一方、自宅内での突然死などで、かかりつけの医療機関がない場合は「死体検案書(死亡診断書と同内容)」を発行できる警察署に連絡します。通常は、連絡するとすぐに、実況見分のための警察官と警察医が来て、事件性の有無を調べます。死因が判明し、事件性がないと判断されれば、その場で検視をして死体検案書を作成してもらうことになります。死体検案書とともに死亡届を役所に提出すれば、死亡診断書と同様、火葬許可証を発行してもらえます。
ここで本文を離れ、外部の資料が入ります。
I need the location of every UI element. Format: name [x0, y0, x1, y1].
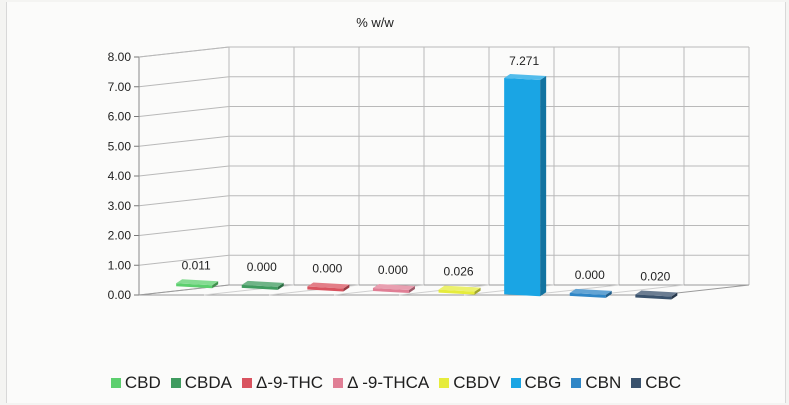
- gridline-side: [138, 165, 230, 177]
- legend-label: CBDV: [453, 373, 501, 392]
- chart-legend: CBD CBDA Δ-9-THC Δ -9-THCA CBDV CBG CBN CBC: [7, 373, 785, 393]
- legend-item: CBC: [631, 373, 681, 393]
- legend-item: Δ-9-THC: [241, 373, 324, 393]
- gridline-side: [138, 225, 230, 236]
- data-label-CBD: 0.011: [182, 258, 211, 272]
- bar-side-CBC: [671, 292, 678, 300]
- gridline-side: [138, 106, 230, 117]
- y-tick-label: 2.00: [108, 229, 132, 243]
- legend-item: CBN: [571, 373, 621, 393]
- bar-side-CBDA: [277, 282, 284, 290]
- data-label-Δ -9-THCA: 0.000: [378, 263, 408, 277]
- gridline-side: [138, 135, 230, 147]
- bar-side-CBN: [605, 290, 612, 298]
- legend-swatch: [439, 378, 450, 388]
- y-tick-label: 8.00: [108, 50, 132, 64]
- bar-front-CBD: [176, 283, 213, 289]
- bar-top-CBDA: [241, 280, 284, 287]
- bar-side-Δ -9-THCA: [408, 286, 415, 294]
- y-tick-label: 1.00: [108, 258, 132, 272]
- y-tick-label: 7.00: [108, 80, 132, 94]
- bar-front-CBG: [504, 77, 541, 297]
- y-tick-label: 5.00: [108, 139, 132, 153]
- frame-edge: [138, 46, 230, 58]
- bar-top-CBD: [176, 279, 219, 286]
- gridline-side: [138, 254, 230, 266]
- bar-top-Δ -9-THCA: [372, 284, 415, 291]
- legend-item: CBG: [510, 373, 562, 393]
- bar-side-Δ-9-THC: [343, 284, 350, 292]
- legend-label: CBG: [524, 373, 562, 392]
- y-tick-label: 4.00: [108, 169, 132, 183]
- y-tick-label: 0.00: [108, 288, 132, 302]
- bar-front-CBC: [635, 294, 672, 300]
- bar-top-CBG: [504, 73, 547, 80]
- bar-top-Δ-9-THC: [307, 282, 350, 289]
- gridline-side: [138, 76, 230, 88]
- legend-item: CBDV: [439, 373, 501, 393]
- legend-item: CBDA: [170, 373, 232, 393]
- bar-front-Δ -9-THCA: [372, 288, 409, 294]
- legend-label: CBDA: [184, 373, 232, 392]
- legend-swatch: [333, 378, 344, 388]
- legend-swatch: [170, 378, 181, 388]
- legend-swatch: [510, 378, 521, 388]
- bar-front-CBDV: [438, 289, 475, 295]
- bar-side-CBD: [212, 281, 219, 289]
- legend-label: CBC: [645, 373, 682, 392]
- legend-label: Δ -9-THCA: [347, 373, 430, 392]
- legend-item: Δ -9-THCA: [333, 373, 429, 393]
- bar-front-CBN: [569, 292, 606, 298]
- data-label-Δ-9-THC: 0.000: [312, 261, 342, 275]
- legend-label: CBD: [124, 373, 161, 392]
- bar-chart-3d: % w/w 0.00 1.00 2.00 3.00 4.00 5.00 6.00 7.00 8.0…: [108, 15, 750, 302]
- data-label-CBG: 7.271: [509, 54, 539, 68]
- bar-front-Δ-9-THC: [307, 286, 344, 292]
- bar-top-CBC: [635, 290, 678, 297]
- legend-label: Δ-9-THC: [255, 373, 324, 392]
- legend-swatch: [571, 378, 582, 388]
- legend-swatch: [110, 378, 121, 388]
- legend-swatch: [631, 378, 642, 388]
- y-tick-label: 6.00: [108, 110, 132, 124]
- legend-label: CBN: [585, 373, 622, 392]
- bar-front-CBDA: [241, 284, 278, 290]
- legend-item: CBD: [110, 373, 161, 393]
- data-label-CBDA: 0.000: [247, 260, 277, 274]
- bar-top-CBDV: [438, 285, 481, 292]
- data-label-CBN: 0.000: [575, 268, 605, 282]
- chart-title: % w/w: [356, 15, 394, 30]
- chart-container: % w/w 0.00 1.00 2.00 3.00 4.00 5.00 6.00 7.00 8.0…: [6, 2, 786, 403]
- data-label-CBDV: 0.026: [444, 265, 474, 279]
- legend-swatch: [241, 378, 252, 388]
- gridline-side: [138, 195, 230, 207]
- bar-side-CBG: [540, 75, 547, 297]
- bar-side-CBDV: [474, 287, 481, 295]
- y-tick-label: 3.00: [108, 199, 132, 213]
- bar-top-CBN: [569, 288, 612, 295]
- chart-floor: [138, 284, 750, 296]
- data-label-CBC: 0.020: [640, 269, 670, 283]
「死体検案書を出してもらう場合、遺体を動かしたりしてはいけません。お風呂場で裸で亡くなったからといって勝手に服などを着せてしまったら、警察の実況見分・検案の妨げになってしまう可能性があるためです。最悪の場合、事情聴取を受けるケースもあります」(市川さん)
自宅で看取りをする場合は、葬儀会社を選ぶ際にも注意が必要です。一般的に、病院で亡くなると、病院に出入りしている葬儀会社を紹介されることが多いですが、自宅で看取ると、自ら探すことになります。
「自宅で看取りをしたいと考えているなら、事前にめぼしい葬儀会社を決めておくとよいでしょう。特に『自分らしい葬式』をするためにも、生前に家族と話し合いをしておくとスムーズに葬式に進むことができます」(同)
また、意外に知られていないのが、預金口座の凍結です。死亡届を役所に提出し、金融機関が口座名義人の死亡事実を把握した時点で、預金が凍結されるといわれています。死亡後の手続きでは、葬儀会社に支払う費用以外にも、結構な費用がかかってきます。だからこそ、前もって預貯金の中から用意しておくとよいでしょう。